В этот день я рассказывал Ваням об Амедее. Что он был добрый, что он
полюбил новое отечество совершенно так, как будто оно было старое, и что
теперь ему предстоит полюбить старое отечество совершенно так, как будто оно
новое. Потом, я в кратких словах упомянул о Дон-Карлосе, об Изабелле и
матери ее Христине, о непреоборимо преданном Марфори, о герцоге
Монпансьерском и в заключение выразил надежду, что гидра будет подавлена и
Марфори восторжествует.
- Ну-с, а теперь ложитесь, mon oncle! Подснежников уступает вам свой
диван! Vous serez notre president! {Вы будете нашим председателем!}
Недоразумение на этот раз улеглось, но черная кошка уже пробежала между
нами.
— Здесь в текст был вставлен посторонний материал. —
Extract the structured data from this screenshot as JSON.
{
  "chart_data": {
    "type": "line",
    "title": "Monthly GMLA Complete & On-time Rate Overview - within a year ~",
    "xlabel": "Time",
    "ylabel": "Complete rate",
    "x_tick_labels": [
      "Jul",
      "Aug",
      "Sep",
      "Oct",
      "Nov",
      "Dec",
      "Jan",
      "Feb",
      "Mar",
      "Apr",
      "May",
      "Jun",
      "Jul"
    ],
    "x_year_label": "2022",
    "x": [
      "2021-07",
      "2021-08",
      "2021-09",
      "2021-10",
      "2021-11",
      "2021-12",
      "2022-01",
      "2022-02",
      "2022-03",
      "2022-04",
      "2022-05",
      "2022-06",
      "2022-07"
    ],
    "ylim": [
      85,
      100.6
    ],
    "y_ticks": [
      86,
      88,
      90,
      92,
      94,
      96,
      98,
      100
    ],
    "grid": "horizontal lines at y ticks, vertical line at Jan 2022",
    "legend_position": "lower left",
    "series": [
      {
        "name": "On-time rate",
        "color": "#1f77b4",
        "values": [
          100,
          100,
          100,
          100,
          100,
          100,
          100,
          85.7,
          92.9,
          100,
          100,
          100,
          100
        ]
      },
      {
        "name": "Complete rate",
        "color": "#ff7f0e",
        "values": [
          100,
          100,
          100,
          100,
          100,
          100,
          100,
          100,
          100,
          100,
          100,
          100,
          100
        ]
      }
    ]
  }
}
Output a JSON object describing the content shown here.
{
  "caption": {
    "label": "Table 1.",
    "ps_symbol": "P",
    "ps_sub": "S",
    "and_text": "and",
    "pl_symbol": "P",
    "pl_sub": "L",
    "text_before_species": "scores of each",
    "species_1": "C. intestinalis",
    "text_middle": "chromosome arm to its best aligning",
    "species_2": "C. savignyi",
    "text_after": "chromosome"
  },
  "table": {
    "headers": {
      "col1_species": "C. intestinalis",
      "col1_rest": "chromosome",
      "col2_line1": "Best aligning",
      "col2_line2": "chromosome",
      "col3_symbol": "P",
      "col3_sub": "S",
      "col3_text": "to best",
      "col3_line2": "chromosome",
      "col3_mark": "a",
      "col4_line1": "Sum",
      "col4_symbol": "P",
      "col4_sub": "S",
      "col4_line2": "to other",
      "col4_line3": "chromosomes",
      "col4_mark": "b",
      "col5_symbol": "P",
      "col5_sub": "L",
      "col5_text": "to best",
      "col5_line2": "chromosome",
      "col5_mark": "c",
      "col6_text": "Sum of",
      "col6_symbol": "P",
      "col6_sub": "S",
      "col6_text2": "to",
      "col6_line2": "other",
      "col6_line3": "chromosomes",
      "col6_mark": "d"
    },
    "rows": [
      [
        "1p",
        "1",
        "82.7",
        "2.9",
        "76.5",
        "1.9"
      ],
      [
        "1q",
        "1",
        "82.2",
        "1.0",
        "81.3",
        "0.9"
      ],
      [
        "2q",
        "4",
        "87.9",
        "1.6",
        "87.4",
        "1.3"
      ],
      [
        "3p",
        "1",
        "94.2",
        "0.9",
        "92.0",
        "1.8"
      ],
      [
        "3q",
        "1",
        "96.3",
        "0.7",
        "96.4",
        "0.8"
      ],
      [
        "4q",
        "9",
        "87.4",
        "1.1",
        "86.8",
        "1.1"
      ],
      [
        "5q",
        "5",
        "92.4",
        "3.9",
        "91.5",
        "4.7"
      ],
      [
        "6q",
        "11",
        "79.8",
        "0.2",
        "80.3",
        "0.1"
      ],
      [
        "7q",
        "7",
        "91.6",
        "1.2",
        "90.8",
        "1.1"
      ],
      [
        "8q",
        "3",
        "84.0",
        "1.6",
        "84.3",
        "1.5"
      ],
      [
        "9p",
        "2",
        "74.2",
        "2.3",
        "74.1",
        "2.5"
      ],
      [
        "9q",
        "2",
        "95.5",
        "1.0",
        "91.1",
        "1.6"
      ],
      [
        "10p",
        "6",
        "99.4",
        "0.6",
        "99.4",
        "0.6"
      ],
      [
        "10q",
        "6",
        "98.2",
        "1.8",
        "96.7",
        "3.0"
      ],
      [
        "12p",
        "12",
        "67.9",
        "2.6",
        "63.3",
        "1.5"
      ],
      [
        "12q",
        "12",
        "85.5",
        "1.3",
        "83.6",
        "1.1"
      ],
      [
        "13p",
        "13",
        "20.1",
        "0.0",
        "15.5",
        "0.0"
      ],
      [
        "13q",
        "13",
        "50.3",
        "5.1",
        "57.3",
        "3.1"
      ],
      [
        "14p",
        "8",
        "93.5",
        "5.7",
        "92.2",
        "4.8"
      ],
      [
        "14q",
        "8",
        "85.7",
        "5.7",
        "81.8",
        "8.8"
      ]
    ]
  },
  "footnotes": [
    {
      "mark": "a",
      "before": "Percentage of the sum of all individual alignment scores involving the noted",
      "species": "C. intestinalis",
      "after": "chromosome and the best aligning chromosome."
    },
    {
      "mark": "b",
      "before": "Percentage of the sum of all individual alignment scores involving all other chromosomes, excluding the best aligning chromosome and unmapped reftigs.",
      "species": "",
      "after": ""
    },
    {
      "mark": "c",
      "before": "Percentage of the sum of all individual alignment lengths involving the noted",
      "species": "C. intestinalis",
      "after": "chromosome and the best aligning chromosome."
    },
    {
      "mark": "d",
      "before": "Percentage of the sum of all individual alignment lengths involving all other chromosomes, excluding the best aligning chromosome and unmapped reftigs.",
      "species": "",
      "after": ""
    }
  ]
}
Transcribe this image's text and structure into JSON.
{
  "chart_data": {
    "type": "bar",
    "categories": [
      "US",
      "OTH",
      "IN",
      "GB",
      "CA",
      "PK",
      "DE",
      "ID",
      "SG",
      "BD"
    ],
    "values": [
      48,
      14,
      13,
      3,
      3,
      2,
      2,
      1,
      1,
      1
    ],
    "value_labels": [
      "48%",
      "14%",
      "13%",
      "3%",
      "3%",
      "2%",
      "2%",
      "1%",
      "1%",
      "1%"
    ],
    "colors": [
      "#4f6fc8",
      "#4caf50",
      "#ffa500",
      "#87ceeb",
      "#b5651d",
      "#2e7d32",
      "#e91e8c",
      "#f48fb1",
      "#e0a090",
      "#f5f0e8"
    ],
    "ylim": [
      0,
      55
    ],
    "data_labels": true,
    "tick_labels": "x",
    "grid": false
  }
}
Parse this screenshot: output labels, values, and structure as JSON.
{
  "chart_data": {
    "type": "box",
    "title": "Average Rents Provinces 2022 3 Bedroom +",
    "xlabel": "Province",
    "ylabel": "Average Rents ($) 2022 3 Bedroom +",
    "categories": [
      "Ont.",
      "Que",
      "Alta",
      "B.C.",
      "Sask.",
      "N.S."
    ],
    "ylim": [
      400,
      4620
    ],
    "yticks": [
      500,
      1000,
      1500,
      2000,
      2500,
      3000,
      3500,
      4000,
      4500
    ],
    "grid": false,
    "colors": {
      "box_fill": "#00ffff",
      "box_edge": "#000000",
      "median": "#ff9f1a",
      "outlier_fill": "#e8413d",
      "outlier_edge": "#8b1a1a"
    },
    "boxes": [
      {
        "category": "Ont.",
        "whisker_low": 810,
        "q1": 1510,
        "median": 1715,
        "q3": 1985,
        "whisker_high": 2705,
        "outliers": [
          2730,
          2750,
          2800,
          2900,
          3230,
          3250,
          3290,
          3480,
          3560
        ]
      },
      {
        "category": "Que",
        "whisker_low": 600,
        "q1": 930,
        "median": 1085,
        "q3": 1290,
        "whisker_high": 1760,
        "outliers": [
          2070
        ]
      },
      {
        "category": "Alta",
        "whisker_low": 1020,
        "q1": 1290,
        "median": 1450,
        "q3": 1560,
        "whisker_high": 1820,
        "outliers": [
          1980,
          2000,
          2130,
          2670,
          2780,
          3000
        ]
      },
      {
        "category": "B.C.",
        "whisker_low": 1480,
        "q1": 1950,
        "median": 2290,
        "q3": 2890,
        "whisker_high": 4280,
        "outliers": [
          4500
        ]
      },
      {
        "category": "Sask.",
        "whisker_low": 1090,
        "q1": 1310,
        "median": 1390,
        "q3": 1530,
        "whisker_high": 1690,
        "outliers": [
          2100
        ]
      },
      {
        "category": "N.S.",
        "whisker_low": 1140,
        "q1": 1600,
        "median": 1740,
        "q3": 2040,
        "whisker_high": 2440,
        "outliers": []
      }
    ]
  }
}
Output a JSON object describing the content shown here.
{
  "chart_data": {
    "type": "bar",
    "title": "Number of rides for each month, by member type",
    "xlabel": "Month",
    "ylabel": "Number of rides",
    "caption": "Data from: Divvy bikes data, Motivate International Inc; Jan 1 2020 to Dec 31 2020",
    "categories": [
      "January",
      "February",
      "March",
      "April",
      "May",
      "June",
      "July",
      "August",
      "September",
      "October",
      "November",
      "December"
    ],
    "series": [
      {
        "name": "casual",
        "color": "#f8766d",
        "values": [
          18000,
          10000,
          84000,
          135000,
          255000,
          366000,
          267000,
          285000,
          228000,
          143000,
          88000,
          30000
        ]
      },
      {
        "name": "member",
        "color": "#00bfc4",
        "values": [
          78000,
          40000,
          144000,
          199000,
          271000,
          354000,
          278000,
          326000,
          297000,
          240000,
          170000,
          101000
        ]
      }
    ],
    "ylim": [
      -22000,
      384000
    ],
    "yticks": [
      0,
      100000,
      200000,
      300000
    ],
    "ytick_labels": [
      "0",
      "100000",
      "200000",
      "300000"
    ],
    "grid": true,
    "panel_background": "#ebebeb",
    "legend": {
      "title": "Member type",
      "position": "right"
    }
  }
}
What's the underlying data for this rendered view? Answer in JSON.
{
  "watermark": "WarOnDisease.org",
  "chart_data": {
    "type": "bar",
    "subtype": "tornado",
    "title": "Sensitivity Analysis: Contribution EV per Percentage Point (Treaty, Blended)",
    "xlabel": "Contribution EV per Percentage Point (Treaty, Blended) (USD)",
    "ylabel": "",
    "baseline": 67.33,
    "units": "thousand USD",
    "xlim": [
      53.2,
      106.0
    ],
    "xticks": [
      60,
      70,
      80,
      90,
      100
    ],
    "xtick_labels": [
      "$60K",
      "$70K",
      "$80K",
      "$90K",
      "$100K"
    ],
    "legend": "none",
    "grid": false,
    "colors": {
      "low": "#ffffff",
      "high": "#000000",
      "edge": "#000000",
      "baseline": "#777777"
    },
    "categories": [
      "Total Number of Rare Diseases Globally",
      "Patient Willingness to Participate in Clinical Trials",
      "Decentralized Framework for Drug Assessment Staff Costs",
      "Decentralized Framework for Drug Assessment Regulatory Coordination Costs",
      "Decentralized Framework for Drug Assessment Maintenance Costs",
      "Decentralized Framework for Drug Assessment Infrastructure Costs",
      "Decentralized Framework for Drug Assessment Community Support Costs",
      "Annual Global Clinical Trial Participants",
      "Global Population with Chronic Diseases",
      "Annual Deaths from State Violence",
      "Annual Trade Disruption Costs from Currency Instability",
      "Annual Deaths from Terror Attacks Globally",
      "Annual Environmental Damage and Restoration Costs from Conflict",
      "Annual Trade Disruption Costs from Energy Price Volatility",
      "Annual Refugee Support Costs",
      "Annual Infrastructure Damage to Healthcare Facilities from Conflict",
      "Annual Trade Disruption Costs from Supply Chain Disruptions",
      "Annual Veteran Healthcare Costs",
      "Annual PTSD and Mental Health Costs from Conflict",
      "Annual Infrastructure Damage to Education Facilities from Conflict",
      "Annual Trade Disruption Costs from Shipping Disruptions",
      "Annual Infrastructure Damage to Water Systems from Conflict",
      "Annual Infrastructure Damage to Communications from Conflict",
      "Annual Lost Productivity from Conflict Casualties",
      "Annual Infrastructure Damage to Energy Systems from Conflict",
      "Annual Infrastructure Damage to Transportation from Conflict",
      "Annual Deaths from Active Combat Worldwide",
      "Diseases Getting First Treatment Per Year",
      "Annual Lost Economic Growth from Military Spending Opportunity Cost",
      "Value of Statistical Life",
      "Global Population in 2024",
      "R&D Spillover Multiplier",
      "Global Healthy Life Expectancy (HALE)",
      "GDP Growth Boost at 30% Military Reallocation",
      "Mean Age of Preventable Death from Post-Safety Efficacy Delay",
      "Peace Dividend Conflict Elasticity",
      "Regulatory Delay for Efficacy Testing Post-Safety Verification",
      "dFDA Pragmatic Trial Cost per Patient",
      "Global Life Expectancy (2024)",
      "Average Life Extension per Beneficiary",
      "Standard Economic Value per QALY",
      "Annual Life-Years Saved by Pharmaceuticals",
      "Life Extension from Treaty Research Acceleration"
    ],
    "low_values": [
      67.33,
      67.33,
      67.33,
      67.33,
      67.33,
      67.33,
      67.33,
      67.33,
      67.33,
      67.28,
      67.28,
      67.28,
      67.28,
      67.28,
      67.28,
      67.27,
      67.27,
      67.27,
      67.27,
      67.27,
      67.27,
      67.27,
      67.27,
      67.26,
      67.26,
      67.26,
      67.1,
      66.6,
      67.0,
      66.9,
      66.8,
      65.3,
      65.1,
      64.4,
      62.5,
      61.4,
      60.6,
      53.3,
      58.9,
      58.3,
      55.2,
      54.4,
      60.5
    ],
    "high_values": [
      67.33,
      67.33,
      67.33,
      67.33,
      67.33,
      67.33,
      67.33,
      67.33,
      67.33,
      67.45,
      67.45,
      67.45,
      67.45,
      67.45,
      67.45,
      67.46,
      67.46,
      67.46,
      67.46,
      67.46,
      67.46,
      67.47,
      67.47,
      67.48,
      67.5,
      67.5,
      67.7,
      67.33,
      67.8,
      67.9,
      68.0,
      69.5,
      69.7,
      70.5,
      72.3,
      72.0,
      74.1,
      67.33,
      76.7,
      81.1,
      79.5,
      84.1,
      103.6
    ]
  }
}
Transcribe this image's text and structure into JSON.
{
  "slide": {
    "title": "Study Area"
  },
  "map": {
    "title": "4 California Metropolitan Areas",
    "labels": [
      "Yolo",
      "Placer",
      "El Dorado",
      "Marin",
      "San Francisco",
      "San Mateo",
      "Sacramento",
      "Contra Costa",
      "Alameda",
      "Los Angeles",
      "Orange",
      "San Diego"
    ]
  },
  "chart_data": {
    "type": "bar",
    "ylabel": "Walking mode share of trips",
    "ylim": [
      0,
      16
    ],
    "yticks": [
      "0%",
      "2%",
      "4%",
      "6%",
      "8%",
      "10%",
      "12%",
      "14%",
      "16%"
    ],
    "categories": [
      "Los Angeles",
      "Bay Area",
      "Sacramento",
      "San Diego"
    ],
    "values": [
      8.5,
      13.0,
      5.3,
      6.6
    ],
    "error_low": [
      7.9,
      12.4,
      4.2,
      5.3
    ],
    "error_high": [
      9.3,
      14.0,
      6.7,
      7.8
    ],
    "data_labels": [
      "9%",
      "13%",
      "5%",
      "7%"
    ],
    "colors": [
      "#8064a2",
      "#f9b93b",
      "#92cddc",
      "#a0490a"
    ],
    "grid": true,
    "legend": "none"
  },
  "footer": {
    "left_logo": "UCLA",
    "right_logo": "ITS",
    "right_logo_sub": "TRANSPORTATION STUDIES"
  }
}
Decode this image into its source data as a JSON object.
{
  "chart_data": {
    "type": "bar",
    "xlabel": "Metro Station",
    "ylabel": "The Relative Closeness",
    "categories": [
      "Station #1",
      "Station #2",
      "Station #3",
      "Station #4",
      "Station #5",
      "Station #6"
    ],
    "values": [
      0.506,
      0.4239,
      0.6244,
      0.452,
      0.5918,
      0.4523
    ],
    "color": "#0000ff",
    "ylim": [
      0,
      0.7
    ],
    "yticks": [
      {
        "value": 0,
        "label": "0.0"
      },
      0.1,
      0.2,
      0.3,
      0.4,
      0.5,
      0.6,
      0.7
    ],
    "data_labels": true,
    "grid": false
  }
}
Я сделал очень важную ошибку, высказав разом столько познаний по части
испанской истории, потому что с тех пор меня уже не называли иначе как
"профессором" и "ученым". И как мне показалось, названия эти были
употребляемы не в прямом смысле, а в ироническом.
Дни проходили за днями, требуя новых и новых компромиссов. Я все
посещал закусочную и с невероятною быстротой устремлялся в бездну. Я давно
забыл об Амедее и помнил только одно: что мне предстоит выпить в день от
двадцати до тридцати рюмок коньяку и заесть их котлеткой от Саламатова.